\documentclass[11pt,american]{article}
\usepackage[american]{babel}
%\selectlanguage{english}
\usepackage{t1enc}
\begin{document}
\begin{center}
{\Large\bf Construction of decision trees using the MCMC algorithm}
\end{center}
\
The construction of decision trees is a commonly used and easily applied
way of supervised learning. The aim is the prediction of a binary
target variable on the basis of many predictor variables. The algorithm
divides the field of predictors along a predictor variable one after
another. The goal is that the target variable should be more and more
homogeneous along the resulting partition. I modified the CART algorithm
developed by Breiman and others \cite{Br84}-- which aims for the minimizing
of a concave risk function defined on the partitions generated by the
trees. I applied the Markov Chain Monte Carlo method so doing stochastic
searches on the set of decision trees. (It was first proposed in a Bayesian
framework by Chipman and others \cite{Ch98}.) By empirical experience
finding the optimal tree this technique is much more effective than the former
deterministic methods.
My main result is the examination of the given algorithm and its
variations, using the theory of general state--space Markov chains,
\cite{Ti96}.
Three different cases can be distinguished: the pure categorical, the
pure continuous and the case of mixed predictor variables. I construct a
theoretical tree, where the joint distribution is supposed to be known.

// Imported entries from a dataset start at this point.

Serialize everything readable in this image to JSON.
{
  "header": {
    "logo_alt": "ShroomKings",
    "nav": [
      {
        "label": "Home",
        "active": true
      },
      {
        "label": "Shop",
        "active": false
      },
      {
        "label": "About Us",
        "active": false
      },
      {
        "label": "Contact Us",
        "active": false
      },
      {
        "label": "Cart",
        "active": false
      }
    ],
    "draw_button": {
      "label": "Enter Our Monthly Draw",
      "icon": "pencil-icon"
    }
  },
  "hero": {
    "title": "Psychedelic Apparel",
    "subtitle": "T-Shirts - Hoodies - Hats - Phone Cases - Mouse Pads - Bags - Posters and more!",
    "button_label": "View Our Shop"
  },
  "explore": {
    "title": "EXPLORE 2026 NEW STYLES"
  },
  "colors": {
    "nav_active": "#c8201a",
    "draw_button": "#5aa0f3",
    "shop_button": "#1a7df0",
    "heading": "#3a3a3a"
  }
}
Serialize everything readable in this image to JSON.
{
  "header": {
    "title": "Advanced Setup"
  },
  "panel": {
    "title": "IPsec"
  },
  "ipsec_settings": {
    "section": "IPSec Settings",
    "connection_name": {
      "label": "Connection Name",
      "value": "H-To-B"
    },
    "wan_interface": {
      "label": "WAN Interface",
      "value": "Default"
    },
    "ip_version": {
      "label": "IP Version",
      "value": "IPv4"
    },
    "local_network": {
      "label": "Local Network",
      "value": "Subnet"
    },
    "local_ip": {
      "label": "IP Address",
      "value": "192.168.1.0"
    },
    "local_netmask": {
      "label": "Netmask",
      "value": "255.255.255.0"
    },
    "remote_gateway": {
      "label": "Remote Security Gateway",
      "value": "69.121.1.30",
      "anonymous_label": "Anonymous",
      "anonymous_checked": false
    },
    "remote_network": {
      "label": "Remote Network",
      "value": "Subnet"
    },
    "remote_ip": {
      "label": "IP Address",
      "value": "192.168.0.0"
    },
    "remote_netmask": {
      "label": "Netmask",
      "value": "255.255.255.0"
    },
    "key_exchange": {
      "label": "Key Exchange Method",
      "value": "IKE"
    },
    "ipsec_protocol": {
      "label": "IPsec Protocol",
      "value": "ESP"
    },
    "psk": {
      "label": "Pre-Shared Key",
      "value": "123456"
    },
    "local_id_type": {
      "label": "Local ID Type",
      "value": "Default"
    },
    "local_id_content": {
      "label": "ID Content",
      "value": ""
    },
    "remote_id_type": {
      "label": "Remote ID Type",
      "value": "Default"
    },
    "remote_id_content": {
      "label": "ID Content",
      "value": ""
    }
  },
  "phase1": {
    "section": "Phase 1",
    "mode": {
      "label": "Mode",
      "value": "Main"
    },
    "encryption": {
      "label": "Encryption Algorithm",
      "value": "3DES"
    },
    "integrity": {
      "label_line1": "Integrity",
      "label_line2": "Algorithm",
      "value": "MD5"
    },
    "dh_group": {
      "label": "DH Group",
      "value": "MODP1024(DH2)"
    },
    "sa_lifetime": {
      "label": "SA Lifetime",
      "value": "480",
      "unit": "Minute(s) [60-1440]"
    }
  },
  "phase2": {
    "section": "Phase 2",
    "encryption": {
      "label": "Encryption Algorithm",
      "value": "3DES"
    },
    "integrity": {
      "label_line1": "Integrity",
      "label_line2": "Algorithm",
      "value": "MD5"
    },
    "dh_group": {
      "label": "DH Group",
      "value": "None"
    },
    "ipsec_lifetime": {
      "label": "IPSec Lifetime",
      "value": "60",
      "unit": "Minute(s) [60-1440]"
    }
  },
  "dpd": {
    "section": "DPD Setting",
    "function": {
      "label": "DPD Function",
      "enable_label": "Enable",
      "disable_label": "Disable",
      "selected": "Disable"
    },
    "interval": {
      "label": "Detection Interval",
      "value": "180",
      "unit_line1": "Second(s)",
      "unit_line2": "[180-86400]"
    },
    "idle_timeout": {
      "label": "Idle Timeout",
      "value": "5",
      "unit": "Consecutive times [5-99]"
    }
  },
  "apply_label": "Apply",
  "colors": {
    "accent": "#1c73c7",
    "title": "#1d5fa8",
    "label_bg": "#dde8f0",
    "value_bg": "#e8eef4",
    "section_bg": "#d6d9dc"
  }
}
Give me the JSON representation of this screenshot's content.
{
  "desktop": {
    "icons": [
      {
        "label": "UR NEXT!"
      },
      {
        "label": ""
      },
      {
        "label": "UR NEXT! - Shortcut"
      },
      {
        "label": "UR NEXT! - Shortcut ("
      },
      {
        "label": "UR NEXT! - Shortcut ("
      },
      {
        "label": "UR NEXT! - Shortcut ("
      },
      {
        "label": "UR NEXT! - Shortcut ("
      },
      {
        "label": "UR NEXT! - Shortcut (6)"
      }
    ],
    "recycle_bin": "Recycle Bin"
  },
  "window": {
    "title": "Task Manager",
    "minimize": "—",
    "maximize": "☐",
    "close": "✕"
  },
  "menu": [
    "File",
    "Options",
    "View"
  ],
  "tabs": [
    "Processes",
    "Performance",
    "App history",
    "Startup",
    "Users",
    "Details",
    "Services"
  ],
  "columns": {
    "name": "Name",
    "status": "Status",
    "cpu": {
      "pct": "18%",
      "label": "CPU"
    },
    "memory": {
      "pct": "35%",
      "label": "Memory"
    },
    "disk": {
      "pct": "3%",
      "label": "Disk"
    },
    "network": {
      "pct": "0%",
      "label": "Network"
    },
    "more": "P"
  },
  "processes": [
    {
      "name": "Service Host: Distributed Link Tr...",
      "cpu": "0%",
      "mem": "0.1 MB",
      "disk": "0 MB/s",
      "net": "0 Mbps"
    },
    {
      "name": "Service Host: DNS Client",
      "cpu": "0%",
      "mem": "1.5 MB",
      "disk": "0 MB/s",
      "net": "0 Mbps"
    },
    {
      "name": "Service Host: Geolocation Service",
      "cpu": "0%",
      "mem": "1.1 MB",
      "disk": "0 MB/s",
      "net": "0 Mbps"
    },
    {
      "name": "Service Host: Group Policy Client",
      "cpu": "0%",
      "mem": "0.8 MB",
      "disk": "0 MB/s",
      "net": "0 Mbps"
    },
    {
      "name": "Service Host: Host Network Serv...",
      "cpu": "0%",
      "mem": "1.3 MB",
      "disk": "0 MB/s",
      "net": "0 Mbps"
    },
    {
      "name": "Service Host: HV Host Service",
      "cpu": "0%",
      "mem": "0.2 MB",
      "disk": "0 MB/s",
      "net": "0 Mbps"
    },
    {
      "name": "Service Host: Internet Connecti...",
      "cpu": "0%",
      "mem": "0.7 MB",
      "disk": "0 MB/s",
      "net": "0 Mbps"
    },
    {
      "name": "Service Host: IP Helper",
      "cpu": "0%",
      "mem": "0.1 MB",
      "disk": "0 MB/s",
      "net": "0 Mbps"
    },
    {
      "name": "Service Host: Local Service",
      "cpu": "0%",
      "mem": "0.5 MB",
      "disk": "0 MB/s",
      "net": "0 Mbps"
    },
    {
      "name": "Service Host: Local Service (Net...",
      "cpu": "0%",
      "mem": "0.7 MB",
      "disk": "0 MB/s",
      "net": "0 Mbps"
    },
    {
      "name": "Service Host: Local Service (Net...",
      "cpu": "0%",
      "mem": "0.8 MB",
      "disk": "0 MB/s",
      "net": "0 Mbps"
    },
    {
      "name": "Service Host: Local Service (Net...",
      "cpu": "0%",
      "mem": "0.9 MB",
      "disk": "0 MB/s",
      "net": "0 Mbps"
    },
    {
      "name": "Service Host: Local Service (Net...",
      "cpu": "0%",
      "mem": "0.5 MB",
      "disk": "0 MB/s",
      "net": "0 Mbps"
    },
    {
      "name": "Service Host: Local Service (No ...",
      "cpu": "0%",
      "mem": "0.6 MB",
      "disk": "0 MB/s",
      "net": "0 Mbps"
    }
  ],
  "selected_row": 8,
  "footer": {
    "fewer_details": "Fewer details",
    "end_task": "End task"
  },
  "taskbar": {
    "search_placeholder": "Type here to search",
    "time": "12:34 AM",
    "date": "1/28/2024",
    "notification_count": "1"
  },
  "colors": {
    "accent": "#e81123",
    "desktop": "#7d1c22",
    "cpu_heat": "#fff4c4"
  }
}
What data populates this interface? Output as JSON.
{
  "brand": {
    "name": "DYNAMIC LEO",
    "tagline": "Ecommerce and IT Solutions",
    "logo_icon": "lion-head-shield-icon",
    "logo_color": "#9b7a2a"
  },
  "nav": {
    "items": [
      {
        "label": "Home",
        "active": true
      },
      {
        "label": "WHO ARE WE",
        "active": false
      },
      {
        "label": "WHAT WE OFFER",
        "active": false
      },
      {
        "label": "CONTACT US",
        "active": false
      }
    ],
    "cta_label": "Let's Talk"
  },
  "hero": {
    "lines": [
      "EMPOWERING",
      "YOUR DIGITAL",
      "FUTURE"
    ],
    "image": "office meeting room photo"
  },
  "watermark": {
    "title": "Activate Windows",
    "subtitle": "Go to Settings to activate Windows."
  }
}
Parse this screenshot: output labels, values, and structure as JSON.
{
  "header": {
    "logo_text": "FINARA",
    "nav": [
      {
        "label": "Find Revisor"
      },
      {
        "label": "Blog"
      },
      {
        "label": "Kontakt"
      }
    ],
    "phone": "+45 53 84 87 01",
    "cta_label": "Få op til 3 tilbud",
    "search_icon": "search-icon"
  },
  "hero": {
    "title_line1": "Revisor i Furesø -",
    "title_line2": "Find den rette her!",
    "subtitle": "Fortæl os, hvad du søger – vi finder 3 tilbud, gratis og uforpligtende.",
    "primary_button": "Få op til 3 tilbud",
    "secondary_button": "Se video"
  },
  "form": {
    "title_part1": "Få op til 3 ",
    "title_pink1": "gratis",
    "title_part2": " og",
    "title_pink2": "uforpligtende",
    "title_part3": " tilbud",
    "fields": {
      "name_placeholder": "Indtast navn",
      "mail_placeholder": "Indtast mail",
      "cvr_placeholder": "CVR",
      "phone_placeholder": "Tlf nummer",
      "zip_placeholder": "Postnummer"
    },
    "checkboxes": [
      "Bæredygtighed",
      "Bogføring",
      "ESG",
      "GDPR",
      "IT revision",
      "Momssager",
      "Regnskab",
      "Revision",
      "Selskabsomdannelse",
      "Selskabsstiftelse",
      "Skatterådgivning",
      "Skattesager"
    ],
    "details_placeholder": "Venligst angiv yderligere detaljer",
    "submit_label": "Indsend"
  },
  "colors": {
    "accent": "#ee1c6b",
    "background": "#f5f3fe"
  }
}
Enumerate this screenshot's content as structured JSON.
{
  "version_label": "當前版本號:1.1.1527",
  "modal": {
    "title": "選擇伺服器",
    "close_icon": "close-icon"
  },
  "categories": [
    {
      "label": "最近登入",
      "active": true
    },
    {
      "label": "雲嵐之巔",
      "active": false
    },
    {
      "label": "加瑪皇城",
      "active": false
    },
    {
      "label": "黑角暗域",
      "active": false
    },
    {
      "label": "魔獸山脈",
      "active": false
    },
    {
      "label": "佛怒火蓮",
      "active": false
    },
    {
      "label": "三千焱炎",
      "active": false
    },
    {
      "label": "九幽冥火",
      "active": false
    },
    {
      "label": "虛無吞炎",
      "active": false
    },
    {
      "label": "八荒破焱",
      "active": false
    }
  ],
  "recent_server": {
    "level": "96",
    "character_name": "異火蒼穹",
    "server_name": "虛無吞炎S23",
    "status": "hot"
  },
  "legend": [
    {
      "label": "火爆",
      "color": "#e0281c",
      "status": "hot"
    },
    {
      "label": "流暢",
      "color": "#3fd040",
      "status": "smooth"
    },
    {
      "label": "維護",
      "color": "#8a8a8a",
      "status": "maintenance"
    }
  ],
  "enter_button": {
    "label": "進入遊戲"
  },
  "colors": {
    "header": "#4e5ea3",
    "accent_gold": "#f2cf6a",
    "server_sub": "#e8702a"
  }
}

Using the so called drift-criterion, \cite{MT93}, I prove that the
constructed Markov
chain is geometrically ergodic with the desired stationary distribution
constructed of the risk function. Moreover, I examine the case
of the cost-complexity risk function, witch prevents the trees being too large.
\
\begin{thebibliography}{99}
\bibitem{Br84} {\sc Breiman, Friedman, Olsen \& Stone,}
{\em Classification and Regression Trees.} Wadsworth International
Group, Belmont, California. 1984.
\bibitem{Ch98} {\sc Chipman, George \& McCulloch,}
{\em Bayesian CART Model Search.} JASA, 1998, 93,
No. 443, 935--960.
\bibitem{MT93} {\sc Meyn \& Tweedie,}
{\em Markov Chains and Stochastic Stability.} Springer. 1993.
\bibitem{Ti96} {\sc Tierney,}
{\em Introduction to general state-space Markov Chain Theory.}
In: Gilks--Richardson--Spiegelhalter: Markov Chain Monte Carlo in Practice.
Chapman\&Hall/CRC. 1996.
\end{thebibliography}
\end{document}